As Demcrats continue their efforts to unify their party and attempts to convince Americans to vote for far left policy ideas, the Republican National Committee is raking in the cash.
In July, the RNC took in $55 million dollars and continues to tout major investments in a crucial ground game. The Hill has the details (bolding is mine):
The Republican National Committee (RNC) pulled in more than $55 million last month, according to figures shared first with The Hill, marking the party’s best July fundraising haul on record.
The $55.3 million haul brings the committee’s total cash on hand to $109.9 million, the most in party history. July also marked the RNC’s best-ever month of online fundraising, and a two-fold increase in the party’s online fundraising from 2016.
The RNC and the Trump campaign, along with its affiliated groups, brought in a combined $169.3 million in July, besting the Democratic National Committee (DNC) and former Vice President Joe Biden’s campaign by nearly $30 million.

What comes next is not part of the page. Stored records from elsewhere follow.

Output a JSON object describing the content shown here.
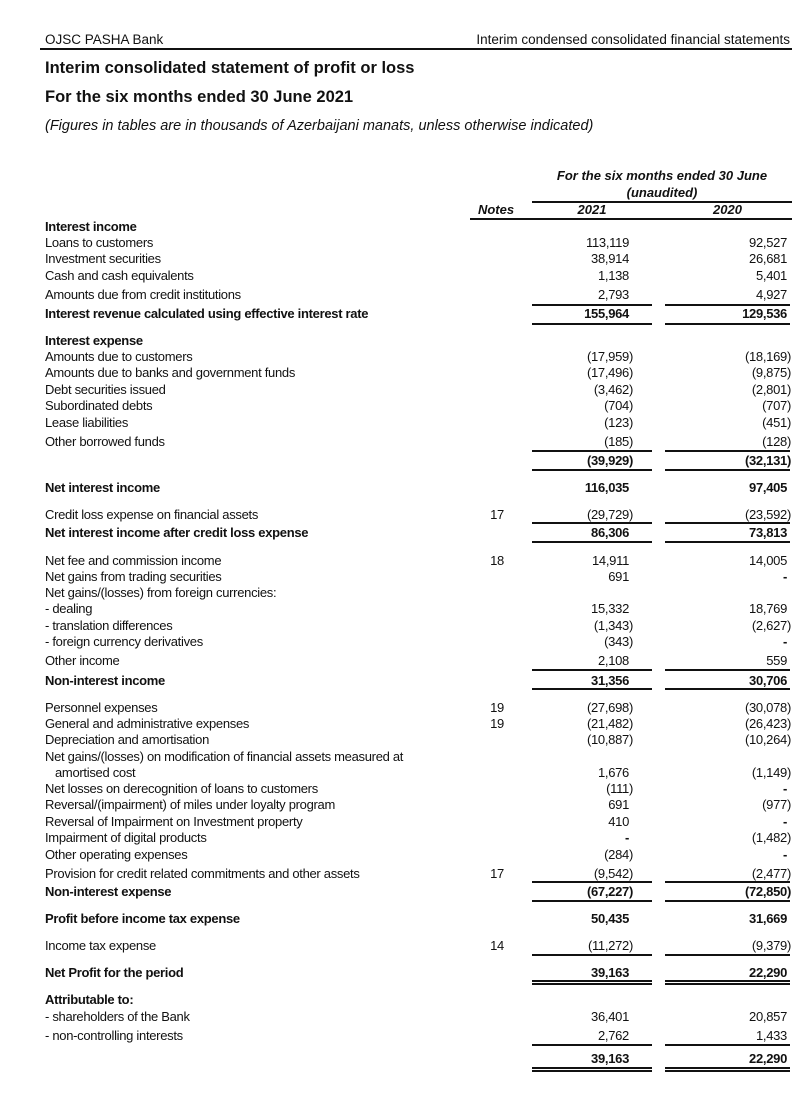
{
  "header": {
    "bank": "OJSC PASHA Bank",
    "doc": "Interim condensed consolidated financial statements"
  },
  "title": "Interim consolidated statement of profit or loss",
  "subtitle": "For the six months ended 30 June 2021",
  "note": "(Figures in tables are in thousands of Azerbaijani manats, unless otherwise indicated)",
  "columns": {
    "period": "For the six months ended 30 June",
    "audit": "(unaudited)",
    "notes": "Notes",
    "y1": "2021",
    "y2": "2020"
  },
  "rows": [
    {
      "label": "Interest income",
      "bold": true
    },
    {
      "label": "Loans to customers",
      "v1": "113,119",
      "v2": "92,527"
    },
    {
      "label": "Investment securities",
      "v1": "38,914",
      "v2": "26,681"
    },
    {
      "label": "Cash and cash equivalents",
      "v1": "1,138",
      "v2": "5,401"
    },
    {
      "label": "Amounts due from credit institutions",
      "v1": "2,793",
      "v2": "4,927"
    },
    {
      "label": "Interest revenue calculated using effective interest rate",
      "v1": "155,964",
      "v2": "129,536",
      "bold": true
    },
    {
      "label": "Interest expense",
      "bold": true
    },
    {
      "label": "Amounts due to customers",
      "v1": "(17,959)",
      "v2": "(18,169)"
    },
    {
      "label": "Amounts due to banks and government funds",
      "v1": "(17,496)",
      "v2": "(9,875)"
    },
    {
      "label": "Debt securities issued",
      "v1": "(3,462)",
      "v2": "(2,801)"
    },
    {
      "label": "Subordinated debts",
      "v1": "(704)",
      "v2": "(707)"
    },
    {
      "label": "Lease liabilities",
      "v1": "(123)",
      "v2": "(451)"
    },
    {
      "label": "Other borrowed funds",
      "v1": "(185)",
      "v2": "(128)"
    },
    {
      "label": "",
      "v1": "(39,929)",
      "v2": "(32,131)",
      "bold": true
    },
    {
      "label": "Net interest income",
      "v1": "116,035",
      "v2": "97,405",
      "bold": true
    },
    {
      "label": "Credit loss expense on financial assets",
      "note": "17",
      "v1": "(29,729)",
      "v2": "(23,592)"
    },
    {
      "label": "Net interest income after credit loss expense",
      "v1": "86,306",
      "v2": "73,813",
      "bold": true
    },
    {
      "label": "Net fee and commission income",
      "note": "18",
      "v1": "14,911",
      "v2": "14,005"
    },
    {
      "label": "Net gains from trading securities",
      "v1": "691",
      "v2": "-"
    },
    {
      "label": "Net gains/(losses) from foreign currencies:"
    },
    {
      "label": "- dealing",
      "v1": "15,332",
      "v2": "18,769"
    },
    {
      "label": "- translation differences",
      "v1": "(1,343)",
      "v2": "(2,627)"
    },
    {
      "label": "- foreign currency derivatives",
      "v1": "(343)",
      "v2": "-"
    },
    {
      "label": "Other income",
      "v1": "2,108",
      "v2": "559"
    },
    {
      "label": "Non-interest income",
      "v1": "31,356",
      "v2": "30,706",
      "bold": true
    },
    {
      "label": "Personnel expenses",
      "note": "19",
      "v1": "(27,698)",
      "v2": "(30,078)"
    },
    {
      "label": "General and administrative expenses",
      "note": "19",
      "v1": "(21,482)",
      "v2": "(26,423)"
    },
    {
      "label": "Depreciation and amortisation",
      "v1": "(10,887)",
      "v2": "(10,264)"
    },
    {
      "label": "Net gains/(losses) on modification of financial assets measured at"
    },
    {
      "label": "amortised cost",
      "indent": true,
      "v1": "1,676",
      "v2": "(1,149)"
    },
    {
      "label": "Net losses on derecognition of loans to customers",
      "v1": "(111)",
      "v2": "-"
    },
    {
      "label": "Reversal/(impairment) of miles under loyalty program",
      "v1": "691",
      "v2": "(977)"
    },
    {
      "label": "Reversal of Impairment on Investment property",
      "v1": "410",
      "v2": "-"
    },
    {
      "label": "Impairment of digital products",
      "v1": "-",
      "v2": "(1,482)"
    },
    {
      "label": "Other operating expenses",
      "v1": "(284)",
      "v2": "-"
    },
    {
      "label": "Provision for credit related commitments and other assets",
      "note": "17",
      "v1": "(9,542)",
      "v2": "(2,477)"
    },
    {
      "label": "Non-interest expense",
      "v1": "(67,227)",
      "v2": "(72,850)",
      "bold": true
    },
    {
      "label": "Profit before income tax expense",
      "v1": "50,435",
      "v2": "31,669",
      "bold": true
    },
    {
      "label": "Income tax expense",
      "note": "14",
      "v1": "(11,272)",
      "v2": "(9,379)"
    },
    {
      "label": "Net Profit for the period",
      "v1": "39,163",
      "v2": "22,290",
      "bold": true
    },
    {
      "label": "Attributable to:",
      "bold": true
    },
    {
      "label": "- shareholders of the Bank",
      "v1": "36,401",
      "v2": "20,857"
    },
    {
      "label": "- non-controlling interests",
      "v1": "2,762",
      "v2": "1,433"
    },
    {
      "label": "",
      "v1": "39,163",
      "v2": "22,290",
      "bold": true
    }
  ]
}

Across the 2020 election cycle, the RNC and Trump’s reelection operation have raked in a staggering $1.1 billion. They ended July with a combined warchest exceeding $300 million.
This record-breaking fundraising is fueling our unprecedented data-driven ground game operation – one the Democrats simply cannot compete with, and one that will deliver victories up and down the ballot on Nov. 3!— Ronna McDaniel (@GOPChairwoman) August 20, 2020
In addition to successful fundraising campaigns with just 75 days until the November 3 presidential election from the RNC, the Trump campaign is knocking on one million doors per week, something the Biden campaign isn't doing at all.
The Republican and Democratic parties — from the presidential candidates on down — are taking polar opposite approaches to door-to-door canvassing this fall. The competing bets on the value of face-to-face campaigning during a pandemic has no modern precedent, making it a potential wild card in November, especially in close races.
Biden and the Democratic National Committee aren’t sending volunteers or staffers to talk with voters at home, and don’t anticipate doing anything more than dropping off literature unless the crisis abates. The campaign and the Democratic National Committee think they can compensate for the lack of in-person canvassing with phone calls, texts, new forms of digital organizing, and virtual meet-ups with voters.
Republicans say their door-knocking dominance could make a difference in November, since in-person conversations have long been considered the most effective type of voter contact.